Suis-je musicienne ? Suis-je artiste ? Je me vois comme une « amatrice » dans le monde du son. J’ai travaillé ma technique au saxophone au sein d’une tradition jazz américaine alors cet élément ressortira toujours, mais il faut laisser aux individus le droit d’évoluer. C’est tellement bizarre… J’ai déclaré me retrouver dans une génération plus âgée de musiciens de Chicago, qui se décrivent comme « expérimentaux ». Puis je me suis rendu compte que cela pouvait me couper d’un public qui y voit quelque chose de trop intellectuel pour avoir envie d’écouter. Alors, ensuite, je me suis présentée plus simplement comme une « aventurière sonore » mais c’est trop vague. Le fait est que je n’ai pas encore trouvé la façon de me définir !
- Matana Roberts © Paula Court
Cette ville, Bruxelles, qui porte les cicatrices des récents et tragiques événements, cet endroit dans lequel vous jouez ce soir, le Cinema Nova, ont-ils du sens dans votre travail, vos préoccupations ?
Bien entendu ! Ayant déjà joué à Bruxelles, j’étais déjà consciente de la particularité de cette ville où tant de nationalités, de cultures se côtoient. Cette spécificité a été tragiquement médiatisée récemment. Je ne peux m’empêcher de penser que si cet attentat avait été perpétré quelques semaines plus tard, j’aurais fait partie de ces gens à l’aéroport et dans le métro. Comment ne pas y songer ? Il suffit de voir les militaires, la police dans la rue pour ressentir cette réalité tragique. Ce n’est pas inhérent à la ville ou à la situation de Bruxelles, même aux Etats-Unis il est devenu banal de voir les forces armées dans la rue… mais de jouer dans des villes récemment touchées par la folie meurtrière me fait davantage prendre conscience de l’ignominie de ces actes. Rien ni personne ici ne justifie qu’une telle violence ait été commise !
Bruxelles est internationale, c’est une cité qui porte une longue histoire et à mes yeux cela rend l’acte d’y jouer encore plus fort. L’énergie que je ressens au cours d’un concert est celle de l’histoire du lieu à laquelle s’ajoute celle des gens présents. C’est vraiment un plus, pour moi. Je ne vis pas les choses de la même manière dans de nouvelles salles, sophistiquées. Les lieux, comme ce cinéma, qui ont vu passer l’histoire et qui sont toujours debout … c’est de cela dont il est question dans ma musique !

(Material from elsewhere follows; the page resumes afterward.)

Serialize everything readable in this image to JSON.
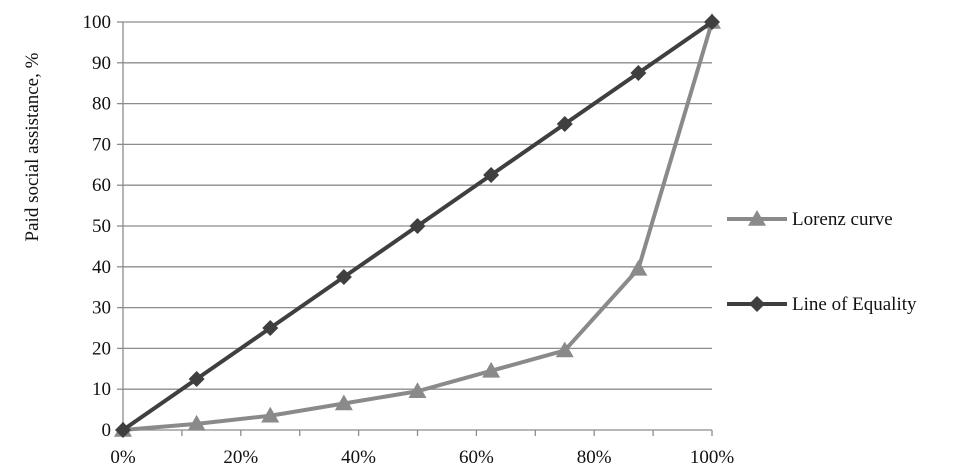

Les lieux qui ont vu passer l’histoire et qui sont toujours debout … c’est de cela dont il est question dans ma musique !
Les thématiques de la mort et la destruction me traversent, me bouleversent. Que ces événements aient lieu à Beyrouth, en Irak ou en Syrie, c’est la même injustice que je ressens. Cela rend parfois plus difficile le fait d’avoir choisi d’être artiste, d’être quelqu’un qui voyage. Je souhaite justement que ma musique amène les gens vers d’autres lieux de réflexion. Aucun concert ne ressemble à un autre. C’est ce qui fait que le projet Coin-Coin continue. Jouer ce chapitre 3 pour les gens d’ici, d’aujourd’hui, est palpitant.